Washington state law requires the Department of Corrections to release prisoners in the county where they were convicted, but sex offenders freed from SCC are technically not covered by the statute because they are released from civil detention, not from prison. Once they get out, many choose to live in the local area.
According to the Tacoma News Tribune, of the 41 offenders who have been released from SCC since 2012, 15 were released in Pierce County even though only three had lived there previously.
“I’m working with legislators on a fix so the offenders are released more evenly around the state,” said Lindquist.
Releases from SCC have increased sharply in recent years, and in 2012, for the first time, the number of offenders freed from the facility exceeded the number admitted. Experts say four factors may be behind that trend.
First, research has found very low rates of recidivism by rapists older than 60 and child molesters older than 70, according to the Washington State Institute for Public Policy. The average age of offenders released from SCC is 58.
After age 60, “even the high-risk individuals show a rather dramatic decline” in recidivism, said Brian Judd, an Olympia psychologist who has testified in more than 100 civil commitment cases.
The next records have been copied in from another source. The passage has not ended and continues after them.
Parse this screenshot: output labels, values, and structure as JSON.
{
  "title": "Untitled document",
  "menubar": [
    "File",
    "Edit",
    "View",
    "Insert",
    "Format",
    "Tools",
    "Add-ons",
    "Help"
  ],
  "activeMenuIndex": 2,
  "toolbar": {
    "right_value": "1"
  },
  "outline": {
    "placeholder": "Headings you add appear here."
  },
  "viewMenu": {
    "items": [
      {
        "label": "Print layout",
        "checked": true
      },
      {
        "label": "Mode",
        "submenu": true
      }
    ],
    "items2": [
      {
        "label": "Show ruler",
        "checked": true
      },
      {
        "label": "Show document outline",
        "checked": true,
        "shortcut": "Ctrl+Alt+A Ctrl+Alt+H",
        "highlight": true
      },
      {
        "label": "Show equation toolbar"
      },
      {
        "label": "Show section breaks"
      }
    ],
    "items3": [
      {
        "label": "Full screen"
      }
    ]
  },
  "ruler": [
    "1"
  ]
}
But “that doesn’t mean that someone over the age of 60 is not going to reoffend,” he noted – only that the likelihood decreases.
SCC officials say the second reason behind the more frequent releases is that a greater number of offenders have successfully transitioned from the facility into halfway houses or supervised home placement, which speeds up the process.
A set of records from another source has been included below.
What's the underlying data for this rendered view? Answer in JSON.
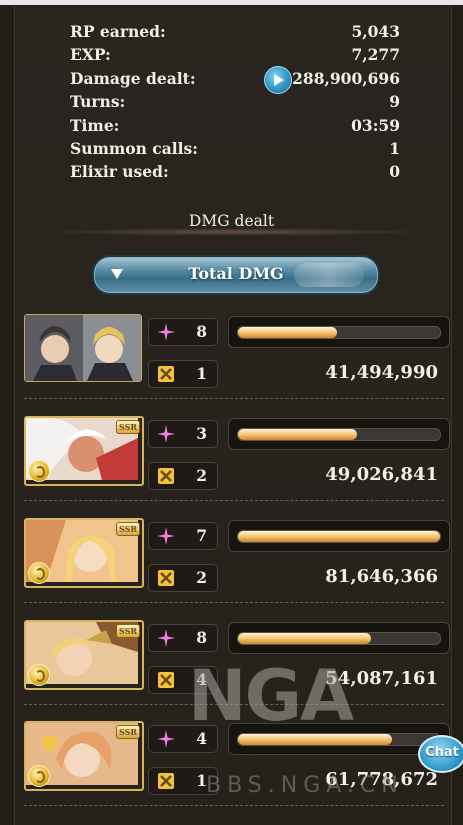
{
  "stats": [
    {
      "label": "RP earned:",
      "value": "5,043"
    },
    {
      "label": "EXP:",
      "value": "7,277"
    },
    {
      "label": "Damage dealt:",
      "value": "288,900,696"
    },
    {
      "label": "Turns:",
      "value": "9"
    },
    {
      "label": "Time:",
      "value": "03:59"
    },
    {
      "label": "Summon calls:",
      "value": "1"
    },
    {
      "label": "Elixir used:",
      "value": "0"
    }
  ],
  "section_title": "DMG dealt",
  "total_button": {
    "label": "Total DMG"
  },
  "characters": [
    {
      "icon": "portrait-pair-icon",
      "skills": "8",
      "chain": "1",
      "gauge": 0.49,
      "damage": "41,494,990"
    },
    {
      "icon": "portrait-icon",
      "badge": "SSR",
      "skills": "3",
      "chain": "2",
      "gauge": 0.59,
      "damage": "49,026,841"
    },
    {
      "icon": "portrait-icon",
      "badge": "SSR",
      "skills": "7",
      "chain": "2",
      "gauge": 1.0,
      "damage": "81,646,366"
    },
    {
      "icon": "portrait-icon",
      "badge": "SSR",
      "skills": "8",
      "chain": "4",
      "gauge": 0.66,
      "damage": "54,087,161"
    },
    {
      "icon": "portrait-icon",
      "badge": "SSR",
      "skills": "4",
      "chain": "1",
      "gauge": 0.76,
      "damage": "61,778,672"
    }
  ],
  "watermark": {
    "logo": "NGA",
    "sub": "BBS.NGA.CN"
  },
  "chat": {
    "label": "Chat"
  },
  "colors": {
    "gauge_fill": "#f2c06a",
    "skill_icon": "#f07fe0",
    "chain_icon": "#f3c23c",
    "button_blue": "#3a6d86"
  }
}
Third, the number of civil commitments to SCC has steadily declined due to tougher sentencing laws passed by the Washington legislature; as a result, violent sexual predators who previously might have been eligible for civil commitment are now kept in prison instead.
Finally, defense lawyers might be getting better at arguing that their clients can be safely released. Ken Chang, lead attorney at The Defender Association of Seattle, said defense lawyers previously attacked the science used to civilly commit sex offenders. Now, he stated, attorneys “explain to the jurors that they’re not monsters; this is the reason why this particular individual ended up being who he was – and in many cases what that individual has done to change that.”
“I think that’s a better story,” Chang added. “I think the jurors like it much better.”